О вчерашнем – сегодня - страница 32
В одном дворе с мечетью – медресе. Поскольку мы соседи, живущие в медресе одинокие хальфы (учителя) иногда заходят к нам с просьбами, и мама старается не отказывать им: испечёт хлеба, постирает бельё.
Моим первым учителем был Гидаят-хальфа. Это был красивый парень с чуть рыжеватыми чёрными усами, родом из башкирской деревни под названием Термень-Елга. И одежду он носил отличную: белоснежная рубашка, иссиня-чёрный короткий бешмет (у нас так называли пиджак), на ногах ботинки, и не просто ботинки – штиблеты. В моём представлении вообще все хальфы прекрасно одеваются, они мне казались самыми богатыми людьми.
Гидаят-хальфа привёз с собой в нашу деревню и своего маленького братишку. Пока не нашлась подходящая квартира, он поместил его у нас. Сейчас удивляюсь – как мы умещались. Но в то время он был отличным для меня товарищем. Вместе с братишкой хальфы мне показалось совсем не страшным прийти в медресе – к чужим мальчишкам. Хальфа тоже знал меня, принял, как своего.
Что сразу бросалось в глаза в медресе – так это чёрная доска и счёты на ножках. Я только после, когда стал постарше, узнал, что это, оказывается, были признаки нового медресе, то есть джадитской школы. А парты были по-старому – низкие. Подогнув ноги, мы садились перед партами на пол без всякой подстилки. Но если бы пережитки старого медресе ограничивались партами, куда бы ни шло. Гидаят-хальфа, с виду такой симпатичный, приветливый, оказался чрезвычайно вспыльчивым человеком. Если заметит, что какой-нибудь мальчик во время урока слушает невнимательно или разговаривает с соседом, он без всякого предупреждения хлопает его по голове линейкой, которую держит в руке. А если нарушавший порядок ребёнок сидел за задней партой, и нельзя было дотянуться, чтобы ударить, то он запускал в него мелом. И ни капельки не промахнётся: кусок мела с кончик пальца величиной попадал точно в лоб озорного мальчишки. По четвергам он осматривал руки и уши шакирдов. Если отросли ногти, повернёт руки виновного ногтями вверх и ударит по концам ногтей линейкой. Когда мальчики кладут подаяние на стол, внимательно следит, кто какие деньги положил. Как только он угадывал, откуда мог знать? Если, бывало, какой-нибудь ребёнок утаит одну или две копейки из подаяния, которое послали родители, он тут же разоблачал его…

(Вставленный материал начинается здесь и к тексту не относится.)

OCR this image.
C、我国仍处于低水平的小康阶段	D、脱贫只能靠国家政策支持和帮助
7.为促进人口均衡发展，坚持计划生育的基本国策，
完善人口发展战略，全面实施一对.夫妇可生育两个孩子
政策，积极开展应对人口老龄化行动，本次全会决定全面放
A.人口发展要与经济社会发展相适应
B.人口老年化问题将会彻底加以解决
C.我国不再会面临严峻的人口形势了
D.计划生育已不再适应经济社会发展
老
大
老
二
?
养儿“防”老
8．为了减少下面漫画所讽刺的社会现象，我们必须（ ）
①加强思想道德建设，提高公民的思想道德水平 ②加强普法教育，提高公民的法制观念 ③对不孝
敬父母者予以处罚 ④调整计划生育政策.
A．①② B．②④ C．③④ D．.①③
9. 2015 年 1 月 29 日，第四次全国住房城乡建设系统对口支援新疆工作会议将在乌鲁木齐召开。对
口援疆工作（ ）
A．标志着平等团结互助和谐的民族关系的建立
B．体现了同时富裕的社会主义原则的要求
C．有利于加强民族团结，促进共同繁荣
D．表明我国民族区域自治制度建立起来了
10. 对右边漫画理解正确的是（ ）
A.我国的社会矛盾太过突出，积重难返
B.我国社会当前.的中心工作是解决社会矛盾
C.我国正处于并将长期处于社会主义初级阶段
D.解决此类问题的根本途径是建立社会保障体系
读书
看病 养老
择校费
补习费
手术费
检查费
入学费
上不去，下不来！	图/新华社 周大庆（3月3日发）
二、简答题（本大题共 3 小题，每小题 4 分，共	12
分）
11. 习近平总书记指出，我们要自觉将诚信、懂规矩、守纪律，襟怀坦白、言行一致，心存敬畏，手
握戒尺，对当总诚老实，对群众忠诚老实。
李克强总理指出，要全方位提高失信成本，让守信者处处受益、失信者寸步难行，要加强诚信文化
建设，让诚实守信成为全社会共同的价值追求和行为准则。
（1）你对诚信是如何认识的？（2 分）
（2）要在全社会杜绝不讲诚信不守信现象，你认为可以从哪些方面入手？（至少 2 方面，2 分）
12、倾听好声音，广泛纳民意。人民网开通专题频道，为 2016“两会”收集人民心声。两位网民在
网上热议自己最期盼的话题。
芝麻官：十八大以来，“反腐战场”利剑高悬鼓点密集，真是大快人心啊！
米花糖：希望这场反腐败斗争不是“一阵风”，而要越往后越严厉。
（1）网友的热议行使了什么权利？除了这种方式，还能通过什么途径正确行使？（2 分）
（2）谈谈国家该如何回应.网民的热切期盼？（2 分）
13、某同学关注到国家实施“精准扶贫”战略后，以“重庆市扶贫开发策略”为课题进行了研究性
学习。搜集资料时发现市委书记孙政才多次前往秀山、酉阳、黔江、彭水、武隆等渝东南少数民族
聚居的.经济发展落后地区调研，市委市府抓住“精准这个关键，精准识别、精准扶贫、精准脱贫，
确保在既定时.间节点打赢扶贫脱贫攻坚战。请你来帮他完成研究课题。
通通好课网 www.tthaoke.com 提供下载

Кто мог подумать, что этот вспыльчивый хальфа будет иметь какое-то отношение к строительству нашего КамАЗа, на сегодняшний день прошумевшего на весь мир?
Мне приходилось слышать, что Гидаят Сагадиев в годы революции ушёл в ряды Красной Армии, что после стал одним из государственных деятелей Башкирии. Я знаю и то время, когда он приезжал в гости в Зирган то ли из Стерлитамака, то ли из Уфы. Видел я его самого или нет – но запомнился его сын. Шустренький, курносый мальчонка по имени Талгат. На нём была рубашка с поясом и карманами, сшитая из фабричной ткани, и короткие штаны. Если бы не это, я, может быть, и забыл бы его.
Когда я писал эту книгу (то есть по прошествии более шестидесяти лет, как я не видел Гидаята-хальфу), к нам, как землякам, вспомнив и о своём некотором родстве со стороны матери с моей женой, неожиданно явился этот Талгат. Несмотря на то, что он уже дошёл до пенсионного возраста, во всех его движениях, в лице, взгляде, словах кипела жизненная энергия. Оказывается, он приехал с женой и двумя сыновьями на строительство КамАЗа из Москвы, оставив благоустроенную, обеспеченную жизнь.